Plaintiffs seek certification under both Rule 23(b)(2) and 23(b)(3). They meet the requirements for certification under 23(b)(2). Such certification is appropriate where the defendant acted on grounds generally applicable to the class and where declaratory or injunctive relief is necessary. Cases involving racial discrimination against a large group of individuals are textbook examples of the type of action appropriately resolved under 23(b)(2). Id. at *6-7, 2001 U.S. Dist. LEXIS 3082, at *22-23.
The more onerous requirements of Rule 23(b)(3), however, are not met here. In order to satisfy this rule, plaintiffs must show that common questions predominate in the suit and that a class action is superior to other methods of adjudication. Rule 23(b)(3) certification was denied in Hill v. Amoco Oil because individual questions respecting not only damages, but also liability, would have to be resolved in each of hundreds or thousands of individual cases. Id. at *8, 2001 U.S. Dist. LEXIS 3082, at *28. " Where, as here, individual questions bearing on liability predominate over common questions, certification of a Rule 23(b)(3) class is inappropriate." Id. at *7, 2001 U.S. Dist. LEXIS 3082, at *26-27. I agree with Judge Gottschall's analysis in that case. If an African-American was required to prepay at a Speedway station, she would be a member of the class, but if all other customers (including Caucasians) were also required to prepay at that station or at that hour, she would not have demonstrated that Speedway discriminated against her. Id. at *7, 2001 U.S. Dist. LEXIS 3082, at *26.

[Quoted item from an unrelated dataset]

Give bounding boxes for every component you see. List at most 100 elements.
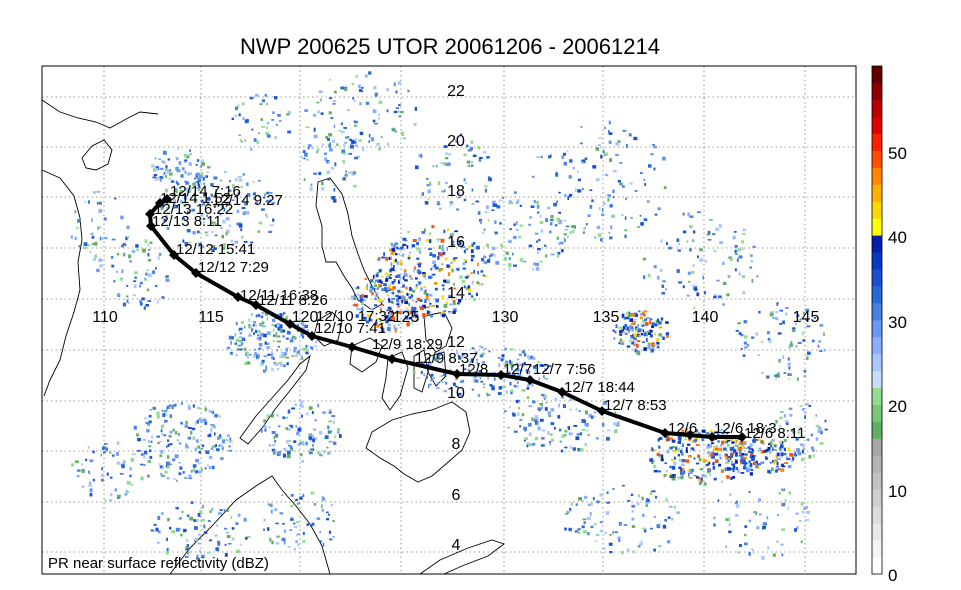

Finally, the plaintiffs ask for a class consisting of all African-American persons who have purchased gasoline at the defendant's stations in Cook, Lake, DuPage, McHenry, Will, and Kane Counties in Illinois as well as Lake County in Indiana. They further ask for a subclass consisting of those persons who were required to prepay. The proposed class is overly broad; persons who were not required to prepay suffered no injury alleged in the complaint. The class is certified as to African-Americans required to prepay for gasoline at the defendant's stations in the named counties.